To be sure, the accuser’s lawyer wasn’t allowed to speak either. But he prejudiced the “private and confidential” proceeding merely by stating his name: Michael Short, the city attorney, who was prosecuting Mr. Strange on the simple-assault charge.
This story is almost as typical of American universities as it is outrageous. I described the hearing in detail to Mr. Shibley of the Foundation for Individual Rights in Education. He told me the only element that struck him as unusual was the prosecutor’s presence in the hearing room.
Yet apart from the loose standard of proof, none of Auburn’s procedural infirmities are expressly mandated by the Education Department. If the due-process requirement is more than an empty promise, the department will withhold Auburn’s federal funding until the university revamps its procedures and makes restitution to Mr. Strange.
It would be better still if universities could get out of the discipline business altogether, except for scholarly offenses like plagiarism, cheating and falsification of data. Ordinary civil and criminal courts are immensely more competent to adjudicate allegations of sexual harassment and violent crime, in open proceedings subject to appellate review, without trampling the rights of the accused.

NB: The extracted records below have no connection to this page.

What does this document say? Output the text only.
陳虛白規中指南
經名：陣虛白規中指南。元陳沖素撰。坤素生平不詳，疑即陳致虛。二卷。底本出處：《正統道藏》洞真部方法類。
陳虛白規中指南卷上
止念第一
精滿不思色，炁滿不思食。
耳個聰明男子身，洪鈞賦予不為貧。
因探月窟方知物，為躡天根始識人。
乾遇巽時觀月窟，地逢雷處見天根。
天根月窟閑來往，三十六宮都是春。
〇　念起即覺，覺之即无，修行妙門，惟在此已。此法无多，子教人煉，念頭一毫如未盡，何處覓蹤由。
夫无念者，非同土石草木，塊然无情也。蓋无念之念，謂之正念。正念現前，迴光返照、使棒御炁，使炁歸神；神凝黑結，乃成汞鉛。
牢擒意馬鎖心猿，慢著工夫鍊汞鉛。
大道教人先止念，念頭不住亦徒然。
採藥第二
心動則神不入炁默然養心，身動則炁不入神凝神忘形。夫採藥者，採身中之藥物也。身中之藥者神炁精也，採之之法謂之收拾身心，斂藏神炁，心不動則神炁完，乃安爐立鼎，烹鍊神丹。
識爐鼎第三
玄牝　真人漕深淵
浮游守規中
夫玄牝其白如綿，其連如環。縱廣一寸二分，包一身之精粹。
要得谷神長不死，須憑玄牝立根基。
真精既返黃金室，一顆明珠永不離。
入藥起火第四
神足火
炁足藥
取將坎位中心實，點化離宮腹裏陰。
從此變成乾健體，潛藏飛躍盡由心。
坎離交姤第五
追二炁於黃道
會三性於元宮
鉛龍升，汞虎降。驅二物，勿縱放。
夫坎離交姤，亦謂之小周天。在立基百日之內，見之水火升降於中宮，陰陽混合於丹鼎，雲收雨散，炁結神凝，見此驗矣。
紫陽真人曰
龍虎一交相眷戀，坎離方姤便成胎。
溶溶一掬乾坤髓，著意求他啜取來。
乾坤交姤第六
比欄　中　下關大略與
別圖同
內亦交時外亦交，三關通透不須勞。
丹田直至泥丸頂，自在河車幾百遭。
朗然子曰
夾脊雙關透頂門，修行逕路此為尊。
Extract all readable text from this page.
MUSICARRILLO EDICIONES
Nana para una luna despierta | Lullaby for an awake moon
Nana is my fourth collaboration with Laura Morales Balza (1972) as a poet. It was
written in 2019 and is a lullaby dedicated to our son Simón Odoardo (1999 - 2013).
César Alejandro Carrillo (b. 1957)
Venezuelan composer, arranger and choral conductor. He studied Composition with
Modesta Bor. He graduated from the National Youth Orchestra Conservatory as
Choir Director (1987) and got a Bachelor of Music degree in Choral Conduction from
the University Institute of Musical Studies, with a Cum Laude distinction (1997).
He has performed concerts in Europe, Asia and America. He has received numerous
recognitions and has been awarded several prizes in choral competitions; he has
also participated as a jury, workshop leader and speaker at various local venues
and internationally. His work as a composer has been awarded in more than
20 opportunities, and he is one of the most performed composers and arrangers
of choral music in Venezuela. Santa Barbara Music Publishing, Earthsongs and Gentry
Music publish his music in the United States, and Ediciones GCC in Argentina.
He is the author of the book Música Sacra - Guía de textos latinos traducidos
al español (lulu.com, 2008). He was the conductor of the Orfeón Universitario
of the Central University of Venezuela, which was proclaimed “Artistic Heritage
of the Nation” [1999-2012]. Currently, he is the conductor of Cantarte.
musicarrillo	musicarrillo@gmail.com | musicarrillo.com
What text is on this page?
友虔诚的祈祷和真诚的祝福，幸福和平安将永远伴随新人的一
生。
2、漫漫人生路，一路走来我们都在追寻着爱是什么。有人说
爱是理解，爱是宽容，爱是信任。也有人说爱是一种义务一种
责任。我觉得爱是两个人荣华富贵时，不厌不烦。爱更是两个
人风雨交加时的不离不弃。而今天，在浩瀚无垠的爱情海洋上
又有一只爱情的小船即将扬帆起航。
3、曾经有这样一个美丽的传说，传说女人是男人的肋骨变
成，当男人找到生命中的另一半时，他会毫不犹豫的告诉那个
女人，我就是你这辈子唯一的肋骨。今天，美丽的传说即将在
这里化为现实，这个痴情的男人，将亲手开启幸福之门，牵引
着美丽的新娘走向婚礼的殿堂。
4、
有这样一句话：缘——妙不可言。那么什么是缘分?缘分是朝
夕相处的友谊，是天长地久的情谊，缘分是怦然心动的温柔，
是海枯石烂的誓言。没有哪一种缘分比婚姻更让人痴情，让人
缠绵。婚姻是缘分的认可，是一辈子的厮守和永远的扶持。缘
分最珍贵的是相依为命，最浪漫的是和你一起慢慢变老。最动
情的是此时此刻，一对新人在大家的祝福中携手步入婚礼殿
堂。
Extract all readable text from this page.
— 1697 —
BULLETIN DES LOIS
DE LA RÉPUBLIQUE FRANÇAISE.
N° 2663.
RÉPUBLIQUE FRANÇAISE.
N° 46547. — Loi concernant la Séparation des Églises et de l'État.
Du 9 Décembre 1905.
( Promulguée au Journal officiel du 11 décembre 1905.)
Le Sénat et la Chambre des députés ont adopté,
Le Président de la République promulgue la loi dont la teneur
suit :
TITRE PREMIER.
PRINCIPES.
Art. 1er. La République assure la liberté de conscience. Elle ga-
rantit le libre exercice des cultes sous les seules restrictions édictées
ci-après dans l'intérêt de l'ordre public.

Mr. Strange’s banishment from Auburn didn’t become official until the Discipline Committee’s verdict had been rubber-stamped by Ainsley Carry, then vice president for student affairs, and Jay Gogue, the university president. That was Feb. 2, 2012, the day before the grand jury cleared Mr. Strange of the charge for which he was expelled. He had to stay in Auburn-but away from campus-for 3½ months, until the misdemeanor charge evaporated amid the accuser’s truancy. He now lives with his parents in Spartanburg, S.C., and is a senior at the University of South Carolina Upstate. He graduates next May.
The day after I interviewed him, I received a grateful email from his mother, Allison. “Thank you for allowing Josh to tell his story last night,” she wrote. “I could tell that it made him feel better to finally be able to get it out in his own words to someone other than his family and attorney.”
I’m a newspaperman, not a therapist. But there are no safe-harbor advocates for survivors of wrongful accusation.